Swanberg found the process of editing Digging for Fire more difficult than for his previous films, since there were many different possibilities of how to integrate the separate storylines involving Tim and Lee. He dedicated the film to Paul Mazursky, who died in 2014, because of the influence Mazursky had on Swanberg's work and because of the thematic similarities between Mazursky's work (particularly the 1969 film Bob & Carol & Ted & Alice) and Digging for Fire.
The film had its world premiere at the Sundance Film Festival on January 26, 2015. Shortly after its premiere, The Orchard and Sony Pictures Worldwide acquired North American and international distribution rights respectively. The film went to be shown at the Chattanooga Film Festival, Sarasota Film Festival, Chicago Critics Film Festival, Maryland Film Festival, and Traverse City Film Festival. The film was given a limited release in American theaters on August 21, 2015, earning $25,000 from three locations on its opening weekend. It later expanded to 30 theaters and earned a total of $119,364 from its 38-day run. It was released on video on demand on August 25, 2015.
Digging for Fire has been met with generally positive reviews from critics. On the review aggregator site Rotten Tomatoes, the film holds a 66% approval rating, based on 67 reviews with an average rating of 6.15/10. The site's consensus states: "Digging for Fire finds director/co-writer Joe Swanberg working from a familiar palette, but in ways that suggest he's taking new and exciting strides as a filmmaker." On Metacritic, the film has a score of 69 out of 100 based on reviews from 22 critics, indicating "generally favorable reviews".

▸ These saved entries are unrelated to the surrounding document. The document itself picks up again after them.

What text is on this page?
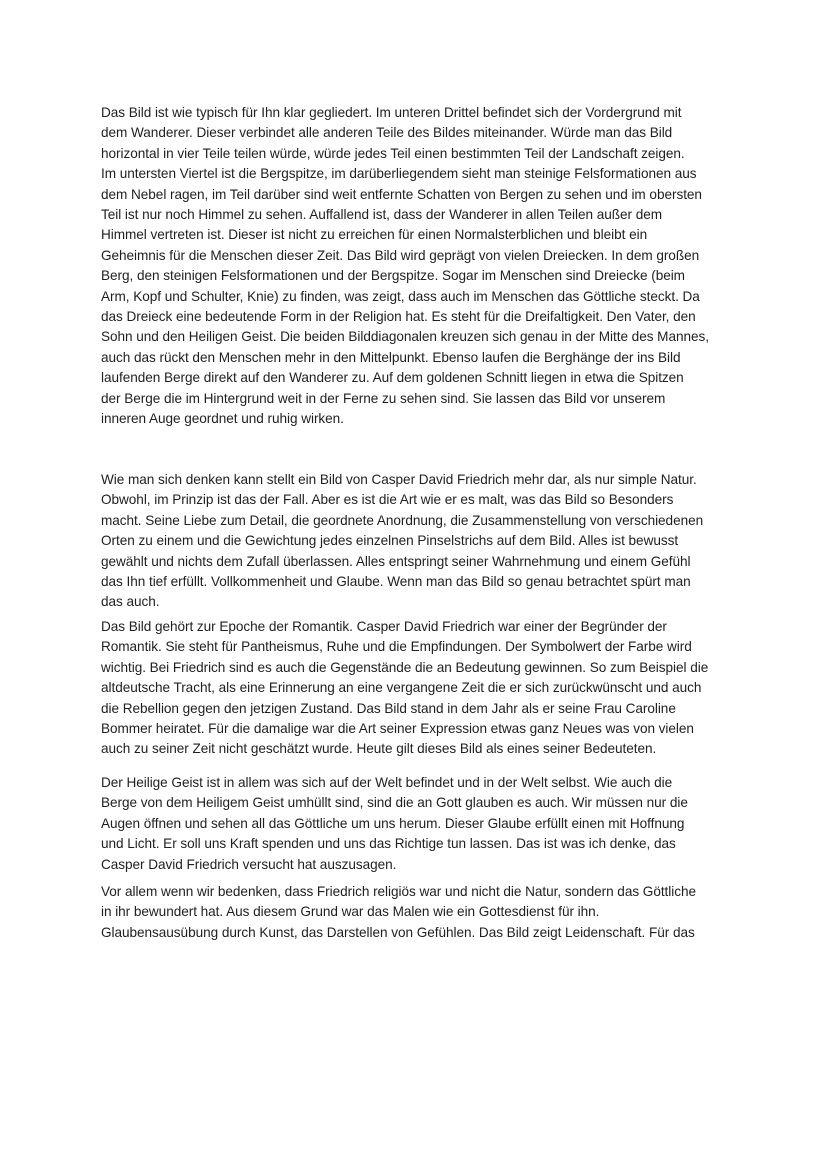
Das Bild ist wie typisch für Ihn klar gegliedert. Im unteren Drittel befindet sich der Vordergrund mit
dem Wanderer. Dieser verbindet alle anderen Teile des Bildes miteinander. Würde man das Bild
horizontal in vier Teile teilen würde, würde jedes Teil einen bestimmten Teil der Landschaft zeigen.
Im untersten Viertel ist die Bergspitze, im darüberliegendem sieht man steinige Felsformationen aus
dem Nebel ragen, im Teil darüber sind weit entfernte Schatten von Bergen zu sehen und im obersten
Teil ist nur noch Himmel zu sehen. Auffallend ist, dass der Wanderer in allen Teilen außer dem
Himmel vertreten ist. Dieser ist nicht zu erreichen für einen Normalsterblichen und bleibt ein
Geheimnis für die Menschen dieser Zeit. Das Bild wird geprägt von vielen Dreiecken. In dem großen
Berg, den steinigen Felsformationen und der Bergspitze. Sogar im Menschen sind Dreiecke (beim
Arm, Kopf und Schulter, Knie) zu finden, was zeigt, dass auch im Menschen das Göttliche steckt. Da
das Dreieck eine bedeutende Form in der Religion hat. Es steht für die Dreifaltigkeit. Den Vater, den
Sohn und den Heiligen Geist. Die beiden Bilddiagonalen kreuzen sich genau in der Mitte des Mannes,
auch das rückt den Menschen mehr in den Mittelpunkt. Ebenso laufen die Berghänge der ins Bild
laufenden Berge direkt auf den Wanderer zu. Auf dem goldenen Schnitt liegen in etwa die Spitzen
der Berge die im Hintergrund weit in der Ferne zu sehen sind. Sie lassen das Bild vor unserem
inneren Auge geordnet und ruhig wirken.
Wie man sich denken kann stellt ein Bild von Casper David Friedrich mehr dar, als nur simple Natur.
Obwohl, im Prinzip ist das der Fall. Aber es ist die Art wie er es malt, was das Bild so Besonders
macht. Seine Liebe zum Detail, die geordnete Anordnung, die Zusammenstellung von verschiedenen
Orten zu einem und die Gewichtung jedes einzelnen Pinselstrichs auf dem Bild. Alles ist bewusst
gewählt und nichts dem Zufall überlassen. Alles entspringt seiner Wahrnehmung und einem Gefühl
das Ihn tief erfüllt. Vollkommenheit und Glaube. Wenn man das Bild so genau betrachtet spürt man
das auch.
Das Bild gehört zur Epoche der Romantik. Casper David Friedrich war einer der Begründer der
Romantik. Sie steht für Pantheismus, Ruhe und die Empfindungen. Der Symbolwert der Farbe wird
wichtig. Bei Friedrich sind es auch die Gegenstände die an Bedeutung gewinnen. So zum Beispiel die
altdeutsche Tracht, als eine Erinnerung an eine vergangene Zeit die er sich zurückwünscht und auch
die Rebellion gegen den jetzigen Zustand. Das Bild stand in dem Jahr als er seine Frau Caroline
Bommer heiratet. Für die damalige war die Art seiner Expression etwas ganz Neues was von vielen
auch zu seiner Zeit nicht geschätzt wurde. Heute gilt dieses Bild als eines seiner Bedeuteten.
Der Heilige Geist ist in allem was sich auf der Welt befindet und in der Welt selbst. Wie auch die
Berge von dem Heiligem Geist umhüllt sind, sind die an Gott glauben es auch. Wir müssen nur die
Augen öffnen und sehen all das Göttliche um uns herum. Dieser Glaube erfüllt einen mit Hoffnung
und Licht. Er soll uns Kraft spenden und uns das Richtige tun lassen. Das ist was ich denke, das
Casper David Friedrich versucht hat auszusagen.
Vor allem wenn wir bedenken, dass Friedrich religiös war und nicht die Natur, sondern das Göttliche
in ihr bewundert hat. Aus diesem Grund war das Malen wie ein Gottesdienst für ihn.
Glaubensausübung durch Kunst, das Darstellen von Gefühlen. Das Bild zeigt Leidenschaft. Für das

Film critic Richard Roeper described Digging for Fire as "a movie made by someone who clearly loves the art of movies" and praised the casting and editing. A. O. Scott of The New York Times wrote of the film's "appealing honesty" and its "tight, satisfying narrative". Variety's Ben Kenigsberg characterized the film as "a lovely slice of everything and nothing" and gave particular praise to the cinematography, editing and improvisation. Peter Travers, who awarded the film 3 out of 4 stars in a review for Rolling Stone, highlighted the performances, cinematography and score, and felt that Digging for Fire showed Swanberg to be "a true filmmaker". Screen International critic Tim Grierson found the film to be honest and insightful, and drew particular attention to Johnson and DeWitt's "nimble, low-key performances". An Banh of Indiewire opined that the film was the most "emotionally mature" of Swanberg's works and that each of the actors gave "purposeful, plot-driven performances" in spite of the large cast.
The Austin Chronicle's Kimberley Jones, on the other hand, felt that the story suffered because of the large cast and wrote that "mostly it's just a toe listlessly pushing dirt around". Michael Phillips of the Chicago Tribune praised Ben Richardson's cinematography and "natural tone" of the acting but felt that the dialogue was lacking, giving the film 2 out of 4 stars. The San Francisco Chronicle's G. Allen Johnson also criticized the "forced and uninteresting" dialogue and thought that the story and characters felt "phony". The Boston Globe critic Ty Burr found the film uninsightful, writing that "Swanberg is tilling soil here that has been churned since humanity began", and felt that the plot focused too much on Tim rather than Lee. Chris Nashawaty gave the film a C+ grade in Entertainment Weekly, dismissing it as "Joe Swanberg's latest meditation on aging-hipster malaise".